En 1933, Charlotte Beradt, une journaliste allemande et juive (qui deviendra par la suite la traductrice de la philosophe Hannah Arendt), accomplit un acte de résistance au régime nazi à la forme singulière. Elle commence en effet une collection de rêves de son époque, aidée par des amis qui interrogent à leur tour leur entourage sur leur vie nocturne. Elle collecte ainsi plus de 300 rêves entre 1933 et 1939, qu’elle emporte avec elle lors de son exil aux Etats-Unis. Elle considère ceux-ci comme des preuves historiques et sociologiques à charge lors du futur procès du IIIème Reich. Des preuves qui témoignent de la violence inouïe du totalitarisme, capable de re-modeler notre imaginaire dans sa forme même la plus intime et involontaire, et ce, ce façon collective. Un état totalitaire = qui nous possède, tous et toutes, totalement.
Rêver l’époque - anatomie du crépuscule est un projet artistique antifasciste : il s’inspire de l’acte de résistance de Charlotte Beradt et s’inscrit dans sa suite. Nous collecterons donc les rêves de notre temps, cet entre-deux bizarre dans lequel on vit, celui de la nuit qui vient mais où l’espoir luit encore. Les rêves de nos contemporain.es seront nos matériaux pour composer un spectacle qui pose la question de l’inconscient collectif et du temps qui est le nôtre, en l’observant depuis le miroir déformé du monde onirique.
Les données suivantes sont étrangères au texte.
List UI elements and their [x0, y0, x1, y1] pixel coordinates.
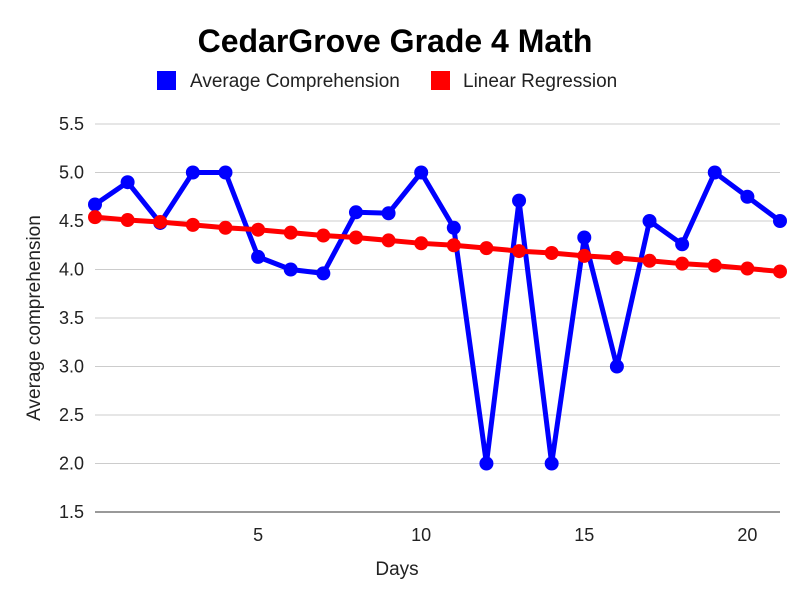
y-tick-label: 2.5 — [59, 405, 84, 425]
legend-swatch-average-comprehension — [157, 71, 176, 90]
y-tick-label: 2.0 — [59, 454, 84, 474]
x-tick-label: 5 — [253, 525, 263, 545]
y-tick-label: 4.5 — [59, 211, 84, 231]
data-point — [120, 175, 135, 190]
data-point — [707, 165, 722, 180]
x-tick-label: 20 — [737, 525, 757, 545]
x-tick-label: 10 — [411, 525, 431, 545]
data-point — [512, 193, 527, 208]
data-point — [316, 266, 331, 281]
data-point — [251, 249, 266, 264]
data-point — [740, 189, 755, 204]
data-point — [773, 214, 787, 228]
data-point — [381, 206, 396, 221]
legend-label-linear-regression: Linear Regression — [463, 71, 617, 92]
data-point — [479, 456, 494, 471]
data-point — [446, 220, 461, 235]
y-tick-label: 5.5 — [59, 114, 84, 134]
series-line — [92, 170, 783, 466]
data-point — [381, 233, 396, 248]
data-point — [675, 237, 690, 252]
data-point — [414, 165, 429, 180]
data-point — [707, 258, 722, 273]
chart-title: CedarGrove Grade 4 Math — [198, 23, 593, 59]
data-point — [609, 250, 624, 265]
data-point — [414, 236, 429, 251]
data-point — [185, 217, 200, 232]
data-point — [544, 456, 559, 471]
data-point — [283, 262, 298, 277]
data-point — [88, 197, 102, 212]
data-point — [773, 264, 787, 279]
data-point — [316, 228, 331, 243]
y-tick-label: 4.0 — [59, 260, 84, 280]
data-point — [251, 222, 266, 237]
y-axis-label: Average comprehension — [24, 215, 45, 421]
data-point — [740, 261, 755, 276]
data-point — [153, 214, 168, 229]
data-point — [218, 165, 233, 180]
x-axis-ticks: 5 10 15 20 — [253, 525, 757, 545]
data-point — [544, 246, 559, 261]
x-axis-label: Days — [375, 559, 418, 580]
y-tick-label: 5.0 — [59, 163, 84, 183]
data-point — [88, 210, 102, 225]
legend-item-linear-regression: Linear Regression — [431, 71, 617, 92]
data-point — [577, 248, 592, 263]
legend-item-average-comprehension: Average Comprehension — [157, 71, 400, 92]
data-point — [348, 230, 363, 245]
series-line — [92, 214, 783, 274]
gridlines — [95, 123, 780, 513]
data-point — [283, 225, 298, 240]
x-tick-label: 15 — [574, 525, 594, 545]
data-point — [512, 244, 527, 259]
y-tick-label: 3.5 — [59, 308, 84, 328]
series-linear-regression — [88, 210, 787, 279]
y-axis-ticks: 1.5 2.0 2.5 3.0 3.5 4.0 4.5 5.0 5.5 — [59, 114, 84, 522]
legend-label-average-comprehension: Average Comprehension — [190, 71, 400, 92]
data-point — [120, 213, 135, 228]
y-tick-label: 1.5 — [59, 502, 84, 522]
legend: Average Comprehension Linear Regression — [157, 71, 617, 92]
data-point — [479, 241, 494, 256]
data-point — [348, 205, 363, 220]
data-point — [185, 165, 200, 180]
series-layer — [88, 165, 787, 471]
y-tick-label: 3.0 — [59, 357, 84, 377]
data-point — [642, 214, 657, 228]
data-point — [446, 238, 461, 253]
data-point — [609, 359, 624, 374]
data-point — [218, 220, 233, 235]
data-point — [577, 230, 592, 245]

Nous choisissons le lieu du théâtre pour ceci, celui de la communauté vivante, quand notre démarche est de positionner notre activité onirique, intime et singulière, comme politique, historique et collective.
Les rêves collectés constitueront également une archive pour la postérité, sismographie de nos imaginaires involontaires entre 2025 et 2027.
Ce sera encore l’anatomie d’un départ qu’on interroge avec les publics, celui que l’on vit toustes :
celui de la montée du fascisme, du crépuscule à l’horizon mais également celui du bourgeonnement des résistances.
Un départ qu’on espère cette fois avoir un retour.
On rêvera l’époque comme on adresse des vœux au ciel pour qu’il ne soit jamais trop tard.